THE CMG VOICE

Are Teaching Hospitals Better?

There are many assumptions about both teaching hospitals and community hospitals. The latter are thought to have lesser quality physicians and medical staff, while the former have better educated and well-published experts. However, with teaching hospitals patients worry about medical interns or residents doing the actual medical work, while the attending physicians are in their ivory towers writing peer-reviewed articles to advance their academic careers. There are also the horror stories about the July 1 shift for new residents each year. Do you want your emergency intubation being done by a resident who just started his residency?

A recent study, published in the Journal of the American Medical Association, tries to measure the difference between the two kinds of hospital by looking at objective data. The study found that there are significant differences in outcome, and this generally reflects better care in teaching hospitals. The authors looked at 21 million hospitalization records from Medicare data. They were looking for risk-adjusted 30-day mortality. The study focused on 15 diagnosis groups and 6 common surgical procedures.

Except for stroke and sepsis, teaching hospital patients did better by every measure.
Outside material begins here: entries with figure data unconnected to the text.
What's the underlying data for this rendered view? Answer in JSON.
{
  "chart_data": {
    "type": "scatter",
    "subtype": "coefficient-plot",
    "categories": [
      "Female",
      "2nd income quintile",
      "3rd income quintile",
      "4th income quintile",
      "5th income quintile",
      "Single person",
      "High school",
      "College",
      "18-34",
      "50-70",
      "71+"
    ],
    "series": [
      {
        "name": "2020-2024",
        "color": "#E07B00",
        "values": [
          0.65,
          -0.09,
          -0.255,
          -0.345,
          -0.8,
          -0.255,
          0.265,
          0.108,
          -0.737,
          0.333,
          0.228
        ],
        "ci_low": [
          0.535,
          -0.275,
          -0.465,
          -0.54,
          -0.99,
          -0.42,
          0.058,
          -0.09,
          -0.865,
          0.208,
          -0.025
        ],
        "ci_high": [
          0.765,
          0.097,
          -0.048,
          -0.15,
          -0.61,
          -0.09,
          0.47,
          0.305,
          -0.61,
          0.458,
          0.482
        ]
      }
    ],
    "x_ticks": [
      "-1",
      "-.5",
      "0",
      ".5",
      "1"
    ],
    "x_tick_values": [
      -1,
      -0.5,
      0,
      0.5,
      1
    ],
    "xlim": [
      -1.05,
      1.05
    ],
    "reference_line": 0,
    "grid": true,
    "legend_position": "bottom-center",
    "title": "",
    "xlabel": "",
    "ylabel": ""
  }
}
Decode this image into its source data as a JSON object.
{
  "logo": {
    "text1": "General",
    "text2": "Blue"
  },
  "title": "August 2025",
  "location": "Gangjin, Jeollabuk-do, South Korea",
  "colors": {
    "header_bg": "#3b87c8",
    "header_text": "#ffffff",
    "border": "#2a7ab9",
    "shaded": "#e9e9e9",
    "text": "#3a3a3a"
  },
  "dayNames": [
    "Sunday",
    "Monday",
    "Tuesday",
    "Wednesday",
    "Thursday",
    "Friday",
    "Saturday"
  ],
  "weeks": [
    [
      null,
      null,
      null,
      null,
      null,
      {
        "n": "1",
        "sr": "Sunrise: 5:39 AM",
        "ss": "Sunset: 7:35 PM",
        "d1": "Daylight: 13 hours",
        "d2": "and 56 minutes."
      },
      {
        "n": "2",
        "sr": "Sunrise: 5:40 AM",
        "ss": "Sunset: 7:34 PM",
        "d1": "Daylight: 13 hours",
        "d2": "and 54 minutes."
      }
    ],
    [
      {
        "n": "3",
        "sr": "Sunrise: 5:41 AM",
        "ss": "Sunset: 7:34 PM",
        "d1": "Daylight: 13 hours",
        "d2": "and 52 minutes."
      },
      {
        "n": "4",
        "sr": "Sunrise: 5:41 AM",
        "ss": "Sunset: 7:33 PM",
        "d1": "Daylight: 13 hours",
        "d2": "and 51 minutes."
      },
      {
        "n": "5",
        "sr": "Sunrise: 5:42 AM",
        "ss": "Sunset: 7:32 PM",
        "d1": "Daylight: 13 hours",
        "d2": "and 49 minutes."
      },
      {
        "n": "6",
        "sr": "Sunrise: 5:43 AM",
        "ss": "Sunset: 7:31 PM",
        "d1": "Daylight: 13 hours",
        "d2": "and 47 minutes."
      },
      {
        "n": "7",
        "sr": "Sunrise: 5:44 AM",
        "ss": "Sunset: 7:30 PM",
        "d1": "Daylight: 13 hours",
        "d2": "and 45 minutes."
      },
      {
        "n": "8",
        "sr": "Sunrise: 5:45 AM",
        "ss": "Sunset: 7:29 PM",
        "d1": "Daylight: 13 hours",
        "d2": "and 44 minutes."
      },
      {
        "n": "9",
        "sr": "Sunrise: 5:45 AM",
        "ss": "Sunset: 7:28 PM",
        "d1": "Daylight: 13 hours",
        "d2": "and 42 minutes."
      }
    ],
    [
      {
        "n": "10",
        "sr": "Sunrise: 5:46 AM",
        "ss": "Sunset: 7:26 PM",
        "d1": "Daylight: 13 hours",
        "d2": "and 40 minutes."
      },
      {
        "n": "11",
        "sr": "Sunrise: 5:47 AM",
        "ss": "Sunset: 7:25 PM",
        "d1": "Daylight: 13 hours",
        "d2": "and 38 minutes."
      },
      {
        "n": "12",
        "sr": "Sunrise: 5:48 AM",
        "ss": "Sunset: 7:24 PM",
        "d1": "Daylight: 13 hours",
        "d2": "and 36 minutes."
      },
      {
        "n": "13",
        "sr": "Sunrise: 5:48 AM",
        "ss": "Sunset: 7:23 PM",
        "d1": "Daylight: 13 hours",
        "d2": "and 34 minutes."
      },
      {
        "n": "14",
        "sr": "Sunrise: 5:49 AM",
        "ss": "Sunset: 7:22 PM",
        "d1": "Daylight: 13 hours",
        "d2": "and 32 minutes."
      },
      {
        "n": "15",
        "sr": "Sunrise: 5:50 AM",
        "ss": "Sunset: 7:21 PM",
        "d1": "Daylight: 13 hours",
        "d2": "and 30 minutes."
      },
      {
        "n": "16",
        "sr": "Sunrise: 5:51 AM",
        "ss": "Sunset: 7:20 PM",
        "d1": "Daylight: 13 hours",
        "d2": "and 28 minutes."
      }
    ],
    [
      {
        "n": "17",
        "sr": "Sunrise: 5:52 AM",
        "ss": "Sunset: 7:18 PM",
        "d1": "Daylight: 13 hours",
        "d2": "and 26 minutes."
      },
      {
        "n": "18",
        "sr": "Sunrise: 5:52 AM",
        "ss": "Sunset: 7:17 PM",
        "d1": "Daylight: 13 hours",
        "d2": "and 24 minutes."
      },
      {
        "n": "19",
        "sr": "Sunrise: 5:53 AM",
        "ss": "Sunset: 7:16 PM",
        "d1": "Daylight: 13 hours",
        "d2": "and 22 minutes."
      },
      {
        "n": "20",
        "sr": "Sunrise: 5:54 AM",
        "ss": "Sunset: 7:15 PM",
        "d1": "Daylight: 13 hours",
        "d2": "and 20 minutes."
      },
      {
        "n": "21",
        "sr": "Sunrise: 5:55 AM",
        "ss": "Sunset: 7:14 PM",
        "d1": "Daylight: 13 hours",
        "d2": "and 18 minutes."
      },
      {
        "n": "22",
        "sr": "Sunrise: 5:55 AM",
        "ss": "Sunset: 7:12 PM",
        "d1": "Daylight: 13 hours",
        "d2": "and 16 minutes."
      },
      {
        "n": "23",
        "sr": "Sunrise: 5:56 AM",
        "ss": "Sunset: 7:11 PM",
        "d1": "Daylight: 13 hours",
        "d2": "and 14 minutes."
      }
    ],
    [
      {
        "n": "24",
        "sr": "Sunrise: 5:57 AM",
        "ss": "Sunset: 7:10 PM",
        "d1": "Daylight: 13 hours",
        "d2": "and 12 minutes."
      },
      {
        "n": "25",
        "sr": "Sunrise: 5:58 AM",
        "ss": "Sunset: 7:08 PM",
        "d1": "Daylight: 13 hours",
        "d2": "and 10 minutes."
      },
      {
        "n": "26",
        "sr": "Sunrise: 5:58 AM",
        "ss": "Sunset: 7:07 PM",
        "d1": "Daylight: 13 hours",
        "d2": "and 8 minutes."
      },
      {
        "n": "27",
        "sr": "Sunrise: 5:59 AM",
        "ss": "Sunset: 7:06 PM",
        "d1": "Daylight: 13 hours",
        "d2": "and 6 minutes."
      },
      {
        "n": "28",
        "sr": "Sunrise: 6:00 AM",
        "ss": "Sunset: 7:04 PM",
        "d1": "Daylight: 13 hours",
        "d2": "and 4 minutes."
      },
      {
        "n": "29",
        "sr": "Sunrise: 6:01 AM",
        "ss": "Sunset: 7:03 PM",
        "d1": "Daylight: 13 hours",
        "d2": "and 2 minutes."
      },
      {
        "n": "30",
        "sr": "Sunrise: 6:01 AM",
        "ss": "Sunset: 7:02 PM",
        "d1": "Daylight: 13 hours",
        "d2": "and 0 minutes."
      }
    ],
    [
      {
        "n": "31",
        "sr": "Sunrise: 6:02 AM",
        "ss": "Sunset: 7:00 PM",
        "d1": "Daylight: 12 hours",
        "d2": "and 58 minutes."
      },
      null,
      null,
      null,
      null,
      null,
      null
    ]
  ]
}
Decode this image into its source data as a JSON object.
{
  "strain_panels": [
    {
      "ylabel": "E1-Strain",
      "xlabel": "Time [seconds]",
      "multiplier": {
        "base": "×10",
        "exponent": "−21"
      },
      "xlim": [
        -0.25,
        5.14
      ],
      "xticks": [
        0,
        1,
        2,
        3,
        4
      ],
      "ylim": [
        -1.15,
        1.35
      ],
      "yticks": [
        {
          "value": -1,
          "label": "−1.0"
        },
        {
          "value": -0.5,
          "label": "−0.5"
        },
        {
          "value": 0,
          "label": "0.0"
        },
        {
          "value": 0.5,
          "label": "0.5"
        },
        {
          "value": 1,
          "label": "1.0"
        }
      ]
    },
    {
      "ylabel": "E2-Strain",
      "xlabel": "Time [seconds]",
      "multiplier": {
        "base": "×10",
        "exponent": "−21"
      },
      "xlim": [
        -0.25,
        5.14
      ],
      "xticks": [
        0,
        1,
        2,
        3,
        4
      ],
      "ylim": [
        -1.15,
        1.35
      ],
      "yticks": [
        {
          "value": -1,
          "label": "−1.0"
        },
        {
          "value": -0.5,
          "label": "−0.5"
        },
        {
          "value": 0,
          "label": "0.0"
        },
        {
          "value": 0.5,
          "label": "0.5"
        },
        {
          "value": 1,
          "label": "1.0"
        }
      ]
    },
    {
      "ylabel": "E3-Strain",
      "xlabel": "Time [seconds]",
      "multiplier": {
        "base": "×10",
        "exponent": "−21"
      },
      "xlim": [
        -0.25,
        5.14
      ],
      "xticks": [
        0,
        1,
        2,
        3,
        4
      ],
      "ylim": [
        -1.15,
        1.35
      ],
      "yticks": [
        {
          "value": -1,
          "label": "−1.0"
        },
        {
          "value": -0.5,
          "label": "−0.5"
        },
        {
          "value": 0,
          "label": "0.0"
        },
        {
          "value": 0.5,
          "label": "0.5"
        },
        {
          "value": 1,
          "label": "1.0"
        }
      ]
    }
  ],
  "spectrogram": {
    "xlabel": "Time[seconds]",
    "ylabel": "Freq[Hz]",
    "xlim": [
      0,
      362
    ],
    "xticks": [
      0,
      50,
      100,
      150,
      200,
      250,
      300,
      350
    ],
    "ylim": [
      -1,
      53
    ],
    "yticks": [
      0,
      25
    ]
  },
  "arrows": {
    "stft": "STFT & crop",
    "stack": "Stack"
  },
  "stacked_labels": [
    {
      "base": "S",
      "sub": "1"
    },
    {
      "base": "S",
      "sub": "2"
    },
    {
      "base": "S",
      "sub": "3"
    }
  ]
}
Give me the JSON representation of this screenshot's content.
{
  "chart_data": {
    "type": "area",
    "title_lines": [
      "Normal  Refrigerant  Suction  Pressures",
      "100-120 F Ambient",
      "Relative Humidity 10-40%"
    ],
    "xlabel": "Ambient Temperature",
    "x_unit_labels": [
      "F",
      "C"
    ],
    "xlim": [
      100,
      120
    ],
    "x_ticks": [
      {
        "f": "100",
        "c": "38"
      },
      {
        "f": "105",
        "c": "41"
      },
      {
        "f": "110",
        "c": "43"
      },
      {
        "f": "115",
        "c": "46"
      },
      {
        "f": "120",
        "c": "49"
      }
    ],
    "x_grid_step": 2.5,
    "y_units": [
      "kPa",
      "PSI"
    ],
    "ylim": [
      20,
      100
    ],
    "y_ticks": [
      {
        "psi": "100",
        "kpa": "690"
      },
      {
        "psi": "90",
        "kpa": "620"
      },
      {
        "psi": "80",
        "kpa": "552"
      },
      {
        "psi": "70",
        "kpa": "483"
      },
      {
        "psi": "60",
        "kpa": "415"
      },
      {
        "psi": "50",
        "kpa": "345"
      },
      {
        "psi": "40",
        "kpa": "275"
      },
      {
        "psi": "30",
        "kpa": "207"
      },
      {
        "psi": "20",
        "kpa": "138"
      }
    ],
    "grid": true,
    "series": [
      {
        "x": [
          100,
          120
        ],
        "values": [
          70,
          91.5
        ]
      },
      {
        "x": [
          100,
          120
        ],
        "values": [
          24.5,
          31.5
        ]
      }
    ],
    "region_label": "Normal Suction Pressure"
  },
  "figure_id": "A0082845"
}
For more complex procedures, like abdominal aortic aneurysm repairs, teaching hospitals had a mortality rate that was 5% lower than their community hospital counterparts. There was also a substantial gap — favoring teaching hospitals — for respiratory disease treatment. Since teaching hospitals often get referrals of patients who have more complex problems, the gap in favor of teaching hospitals may be even larger.

One of the reasons for this gap is probably that “practice makes perfect” — or at least better. As noted, major teaching hospitals are often the hospitals to which complex cases are referred, so the average doctor there may do similar procedures many more times than would a community hospital physician. There have been other studies that show that the more of a particular procedure, like aortic valve replacements, performed by an individual doctor, the fewer complications or bad outcomes.